Kota Kendari Diterjang Banjir – 2 Warga Tewas
Jakarta, 12 Mei 2026
Kota Kendari Diterjang Banjir – Kota Kendari di Sulawesi Tenggara kembali mengalami bencana banjir yang cukup parah pada Jumat, 8 Mei 2026. Bencana ini berdampak signifikan terhadap warga sekitar, dengan dua korban jiwa tercatat dan ribuan orang terkena dampak langsung. Dalam pernyataan resmi dari Badan Nasional Penanggulangan Bencana (BNPB), kondisi Kota Kendari terus menjadi sorotan karena intensitas air yang meluap dari sungai dan drainase setempat.
Detail Kerusakan dan Dampak
Banjir di Kota Kendari mengakibatkan 797 unit rumah terendam air, tersebar di 16 kelurahan yang berada di tujuh kecamatan. Menurut Abdul Muhari, Kepala Pusat Data, Informasi, dan Komunikasi Kebencanaan BNPB, bencana ini menyebabkan kerusakan infrastruktur dan gangguan pada kehidupan masyarakat. Selain dua korban meninggal, sekitar 3.517 jiwa terpaksa mengungsi ke tempat yang lebih aman. BPBD setempat sedang berupaya maksimal untuk mengendalikan situasi.
Banjir yang terjadi pada 8 Mei 2026 tersebut terjadi akibat curah hujan tinggi yang melanda daerah tersebut sejak beberapa hari sebelumnya. Fenomena ini membuat saluran drainase tidak mampu menampung air yang mengalir, sehingga terjadi genangan yang meluas ke jalanan dan permukiman warga. Wilayah yang paling terparah termasuk Kecamatan Manggala, Andowia, dan Wolowani, yang menjadi pusat perhatian pihak berwenang.
Upaya Penanggulangan dan Pemulihan
Selama banjir mengalami surut, BPBD Kota Kendari terus memantau perkembangan situasi serta mengevaluasi kebutuhan masyarakat. Tim relawan dan satuan tugas gabungan melakukan pembersihan sisa-sisa lumpur dan sampah yang menghambat proses pemulihan.
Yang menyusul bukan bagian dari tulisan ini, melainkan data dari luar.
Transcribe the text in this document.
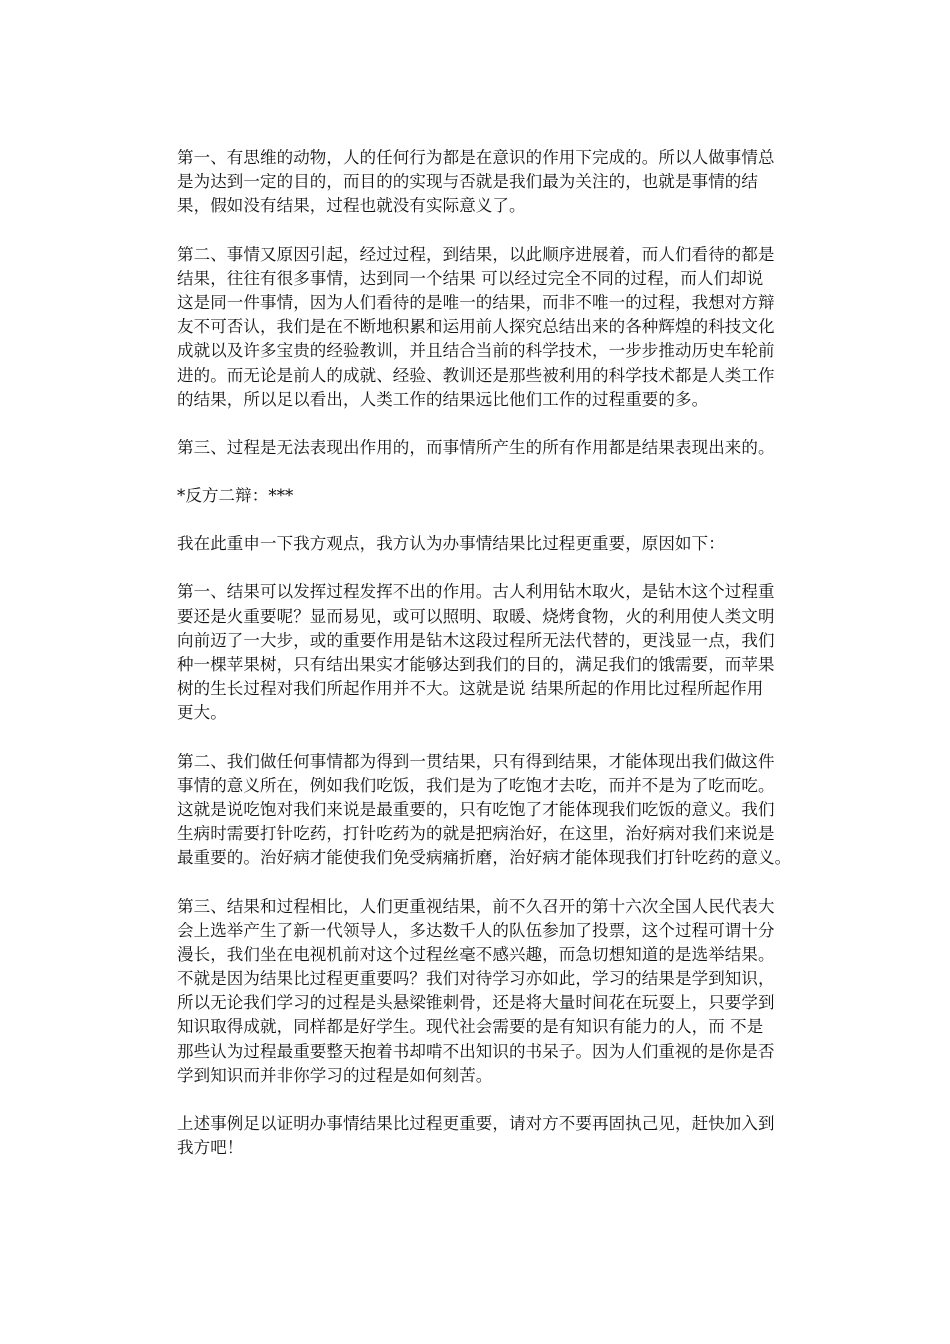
第一、有思维的动物，人的任何行为都是在意识的作用下完成的。所以人做事情总
是为达到一定的目的，而目的的实现与否就是我们最为关注的，也就是事情的结
果，假如没有结果，过程也就没有实际意义了。

第二、事情又原因引起，经过过程，到结果，以此顺序进展着，而人们看待的都是
结果，往往有很多事情，达到同一个结果 可以经过完全不同的过程，而人们却说
这是同一件事情，因为人们看待的是唯一的结果，而非不唯一的过程，我想对方辩
友不可否认，我们是在不断地积累和运用前人探究总结出来的各种辉煌的科技文化
成就以及许多宝贵的经验教训，并且结合当前的科学技术，一步步推动历史车轮前
进的。而无论是前人的成就、经验、教训还是那些被利用的科学技术都是人类工作
的结果，所以足以看出，人类工作的结果远比他们工作的过程重要的多。

第三、过程是无法表现出作用的，而事情所产生的所有作用都是结果表现出来的。

*反方二辩：***

我在此重申一下我方观点，我方认为办事情结果比过程更重要，原因如下：

第一、结果可以发挥过程发挥不出的作用。古人利用钻木取火，是钻木这个过程重
要还是火重要呢？显而易见，或可以照明、取暖、烧烤食物，火的利用使人类文明
向前迈了一大步，或的重要作用是钻木这段过程所无法代替的，更浅显一点，我们
种一棵苹果树，只有结出果实才能够达到我们的目的，满足我们的饿需要，而苹果
树的生长过程对我们所起作用并不大。这就是说 结果所起的作用比过程所起作用
更大。

第二、我们做任何事情都为得到一贯结果，只有得到结果，才能体现出我们做这件
事情的意义所在，例如我们吃饭，我们是为了吃饱才去吃，而并不是为了吃而吃。
这就是说吃饱对我们来说是最重要的，只有吃饱了才能体现我们吃饭的意义。我们
生病时需要打针吃药，打针吃药为的就是把病治好，在这里，治好病对我们来说是
最重要的。治好病才能使我们免受病痛折磨，治好病才能体现我们打针吃药的意义。

第三、结果和过程相比，人们更重视结果，前不久召开的第十六次全国人民代表大
会上选举产生了新一代领导人，多达数千人的队伍参加了投票，这个过程可谓十分
漫长，我们坐在电视机前对这个过程丝毫不感兴趣，而急切想知道的是选举结果。
不就是因为结果比过程更重要吗？我们对待学习亦如此，学习的结果是学到知识，
所以无论我们学习的过程是头悬梁锥刺骨，还是将大量时间花在玩耍上，只要学到
知识取得成就，同样都是好学生。现代社会需要的是有知识有能力的人，而 不是
那些认为过程最重要整天抱着书却啃不出知识的书呆子。因为人们重视的是你是否
学到知识而并非你学习的过程是如何刻苦。

上述事例足以证明办事情结果比过程更重要，请对方不要再固执己见，赶快加入到
我方吧！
Pemkot Kendari juga berupaya mengkoordinasikan bantuan logistik dan tempat pengungsian bagi warga yang terdampak.
Dalam upayanya mempercepat pemulihan, pihak berwenang menyiapkan beberapa titik pengungsian sementara di pusat perbelanjaan dan gedung-gedung milik pemerintah. Petugas juga melakukan pemeriksaan terhadap ketersediaan air bersih, makanan, dan perlengkapan kebutuhan sehari-hari. Meski kondisi banjir sedang surut, risiko banjir kembali masih menjadi ancaman, terutama jika cuaca tidak membaik dalam beberapa hari ke depan.
Pelajaran dan Upaya Mitigasi
Bencana banjir Kota Kendari menjadi momentum untuk mengevaluasi sistem penanggulangan bencana lokal. Menteri Pangan dan Kementerian Perhubungan memberikan dukungan untuk mengurangi dampak ekonomi dan transportasi akibat bencana. Sementara itu, warga Kota Kendari menunjukkan ketangguhan dengan mengambil langkah darurat seperti membangun embung sementara di lingkungan mereka sendiri.
Dinas Pekerjaan Umum dan Perumahan Rakyat menargetkan peningkatan kapasitas drainase selama musim hujan. Penyebab utama banjir kali ini dikaitkan dengan intensitas curah hujan yang melampaui kapasitas saluran air. Perluasan permukiman di daerah dataran rendah dan kurangnya persiapan antisipasi bencana juga menjadi faktor penting yang diperbaiki dalam jangka panjang.
Kondisi Saat Ini dan Proyeksi
Hingga Selasa, 12 Mei 2026, kondisi Kota Kendari terus dipantau. Kebutuhan warga terdampak terutama berupa bantuan makanan, peralatan bersih, dan kebutuhan pangan masih menjadi fokus pemerintah setempat. BNPB dan BPBD terus mengirimkan tim evaluasi untuk menilai tingkat kerusakan dan menetapkan langkah-langkah penyelamatan lebih lanjut.
Dengan sumber daya alam yang terbatas, pemulihan Kota Kendari membutuhkan waktu. Pemerintah provinsi dan kabupaten berkomitmen untuk mempercepat proses rehabilitasi dan membangun sistem peringatan dini banjir. Kota Kendari Diterjang Banjir pada 8 Mei 2026 menjadi pengingat bahwa persiapan dan respons cepat sangat penting dalam menghadapi bencana alam.